The successive wave of cuts we’ve suffered for nearly a decade haven’t been about “living within our means”. The aim is to roll back the public sector resurgence that happened under Tony Blair and Gordon Brown.

It’s not all some abstract economic concept either; austerity has real-life implications that touch all of us.

Health spending went up by an average of £5 billion a year from 1997 to 2010. Since then the increase has been halved.

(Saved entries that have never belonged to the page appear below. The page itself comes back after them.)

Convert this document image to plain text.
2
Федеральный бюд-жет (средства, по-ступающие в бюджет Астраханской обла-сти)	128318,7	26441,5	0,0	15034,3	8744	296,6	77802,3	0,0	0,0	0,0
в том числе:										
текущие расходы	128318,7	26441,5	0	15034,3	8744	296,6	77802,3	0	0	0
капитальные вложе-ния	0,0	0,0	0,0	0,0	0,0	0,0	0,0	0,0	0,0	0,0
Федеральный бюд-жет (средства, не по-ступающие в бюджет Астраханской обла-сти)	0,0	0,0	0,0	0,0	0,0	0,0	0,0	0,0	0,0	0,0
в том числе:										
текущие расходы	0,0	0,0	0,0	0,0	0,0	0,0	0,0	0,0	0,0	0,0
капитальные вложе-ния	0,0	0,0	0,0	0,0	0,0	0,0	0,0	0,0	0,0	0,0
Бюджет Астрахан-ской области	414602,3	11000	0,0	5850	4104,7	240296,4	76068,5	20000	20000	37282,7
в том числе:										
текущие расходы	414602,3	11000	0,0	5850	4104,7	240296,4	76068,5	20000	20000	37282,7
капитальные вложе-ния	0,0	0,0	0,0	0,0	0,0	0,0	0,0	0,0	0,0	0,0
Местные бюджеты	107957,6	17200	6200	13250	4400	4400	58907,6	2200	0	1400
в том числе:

The effect of this dominates the headlines every day.

UK defence spending has dropped by a third since 2010. On top of that, when the nation was still reeling over last year’s terrorist attacks, the Home Office fessed up to a drop of 19,000 in police numbers for England and Wales.

Local authorities, public services and agencies has been systematically starved of resources as a matter of national policy.

That’s why you see weeds growing out of kerbstones. That’s why we have potholes. That’s why we have foodbanks. That’s why ambulances can’t make target times and A&E units are in crisis.

The last few years has seen negligible wage growth, stealthy state privatisation and a boom in the so-called the gig economy.

If you watched a recent party political broadcast in which a soft-focus prime minister promised great things for Wales (but not a tidal lagoon) you probably came away with the impression that there’s no alternative to continued purse-tightening.

The funny thing though is that I’ve been reading about how Portugal abandoned austerity a couple of years ago, following a change of government. They ditched the planned programme of cutbacks and massively boosted public spending instead.

Since then they’ve seen modest but sustained economic growth plus jumps in corporate investment and tax income. And guess what; their national deficit has more than halved.

It’s become clever to describe the process of cutting back on services as “working smarter”. I’m starting to think however that the smart move is to not only recognise that austerity is a scam but keep saying it as loudly as possible.

This coming Saturday morning will see an event in Swansea’s Castle Square where a number of speakers will be doing just that. I may just go along myself.

As someone once said, change comes from the top but it begins at the base – and the truth is that we can’t afford austerity any longer.